Слово воспринимается в культурном мире как знак вещи, нечто заменяющее вещь в процессе коммуникации, но не способное заменить ее в реальном употреблении. Поэтому вещи приписывается признак реальности, того, что не может быть заменено. На фоне вещи слово выглядит эфемерным. Это убеждение отчетливо выразилось в словах из шекспировской комедии «Как вам это понравится», запомнившихся Пушкину. «В одной из Шекспировских комедий, — писал он, — крестьянка Одрей спрашивает: „Что такое поэзия? вещь ли это настоящая“»[228].
То, что сама вещь есть нечто «настоящее», с точки зрения бытового сознания не подлежит сомнению.
К столь же, казалось бы, очевидным свойствам вещи относится достоверность. Если слово всегда подозрительно с точки зрения его истинности, то достоверность вещи в бытовом сознании не вызывает сомнений. Сенсорная ощутимость вещи — возможность увидеть и потрогать — делает ее как бы критерием достоверности. Отличие между «услышать», с одной стороны, и «увидеть и потрогать», с другой, связано с возможностью опосредованности первого и обязательной непосредственностью второго. Услышать можно от другого, но посмотреть и потрогать можно только самому. Поэтому сенсорность восприятия означает здесь непосредственность контакта. Слово функционирует в отчуждении от предметного мира, вещь всегда дана в непосредственном контакте. Поэтов между нею и связанным с ней человеком возникают отношения «личного знакомства». Вещь включается в сферу непосредственно эмоционального восприятия.
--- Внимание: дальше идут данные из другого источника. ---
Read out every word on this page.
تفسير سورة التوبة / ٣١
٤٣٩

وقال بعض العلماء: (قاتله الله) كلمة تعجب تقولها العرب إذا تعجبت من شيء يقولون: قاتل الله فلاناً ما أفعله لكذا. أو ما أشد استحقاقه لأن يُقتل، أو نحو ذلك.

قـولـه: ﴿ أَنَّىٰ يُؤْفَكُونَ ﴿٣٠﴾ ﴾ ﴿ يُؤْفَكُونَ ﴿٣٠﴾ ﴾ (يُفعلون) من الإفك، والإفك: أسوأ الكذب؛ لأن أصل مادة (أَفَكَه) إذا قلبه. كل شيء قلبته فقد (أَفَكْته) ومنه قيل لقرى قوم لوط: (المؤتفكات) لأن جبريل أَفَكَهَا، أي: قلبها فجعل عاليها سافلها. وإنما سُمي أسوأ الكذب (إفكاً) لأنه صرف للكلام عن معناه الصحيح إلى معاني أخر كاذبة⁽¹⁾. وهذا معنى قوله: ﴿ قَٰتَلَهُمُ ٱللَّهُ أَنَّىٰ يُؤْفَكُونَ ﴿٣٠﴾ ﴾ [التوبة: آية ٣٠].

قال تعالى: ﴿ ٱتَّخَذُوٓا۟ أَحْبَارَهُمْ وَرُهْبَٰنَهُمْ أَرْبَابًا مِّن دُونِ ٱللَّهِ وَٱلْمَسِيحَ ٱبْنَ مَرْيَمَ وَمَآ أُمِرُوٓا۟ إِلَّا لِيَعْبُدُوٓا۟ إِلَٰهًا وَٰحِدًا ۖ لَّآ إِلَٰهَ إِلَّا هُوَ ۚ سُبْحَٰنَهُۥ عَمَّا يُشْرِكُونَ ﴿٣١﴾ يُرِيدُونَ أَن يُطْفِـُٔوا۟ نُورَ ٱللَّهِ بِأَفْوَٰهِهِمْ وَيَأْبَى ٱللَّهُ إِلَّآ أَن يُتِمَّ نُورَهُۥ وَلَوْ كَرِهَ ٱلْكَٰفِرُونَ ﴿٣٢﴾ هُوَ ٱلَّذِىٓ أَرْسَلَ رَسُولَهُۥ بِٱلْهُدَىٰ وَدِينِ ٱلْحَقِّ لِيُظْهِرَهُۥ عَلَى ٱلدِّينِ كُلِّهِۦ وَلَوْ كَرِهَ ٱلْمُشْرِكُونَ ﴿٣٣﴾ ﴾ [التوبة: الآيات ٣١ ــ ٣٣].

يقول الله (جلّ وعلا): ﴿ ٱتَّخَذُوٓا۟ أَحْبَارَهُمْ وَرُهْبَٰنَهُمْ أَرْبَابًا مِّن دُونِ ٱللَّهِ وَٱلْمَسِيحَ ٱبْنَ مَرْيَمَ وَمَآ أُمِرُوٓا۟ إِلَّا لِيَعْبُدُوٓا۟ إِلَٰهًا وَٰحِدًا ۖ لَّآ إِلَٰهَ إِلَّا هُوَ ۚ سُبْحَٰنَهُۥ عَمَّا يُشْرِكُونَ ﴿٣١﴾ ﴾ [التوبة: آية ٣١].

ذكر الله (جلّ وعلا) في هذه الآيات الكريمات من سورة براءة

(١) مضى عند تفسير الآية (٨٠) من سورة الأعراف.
Все перечисленные выше свойства вещи проявляются, однако, лишь в контексте культуры, а человеческая культура по своей природе строится на основе слова. Это приводит к неожиданным трансформациям, которым подвергается вещь в процессе социокультурного функционирования. Если слово — знак вещи, то сама эта вещь, включенная в знаковый мир культуры, делается знаком отсутствия знака, превращается в знак выключенности из знаковых отношений. Это включает ее в длинную цепь сложных семиотических отношений.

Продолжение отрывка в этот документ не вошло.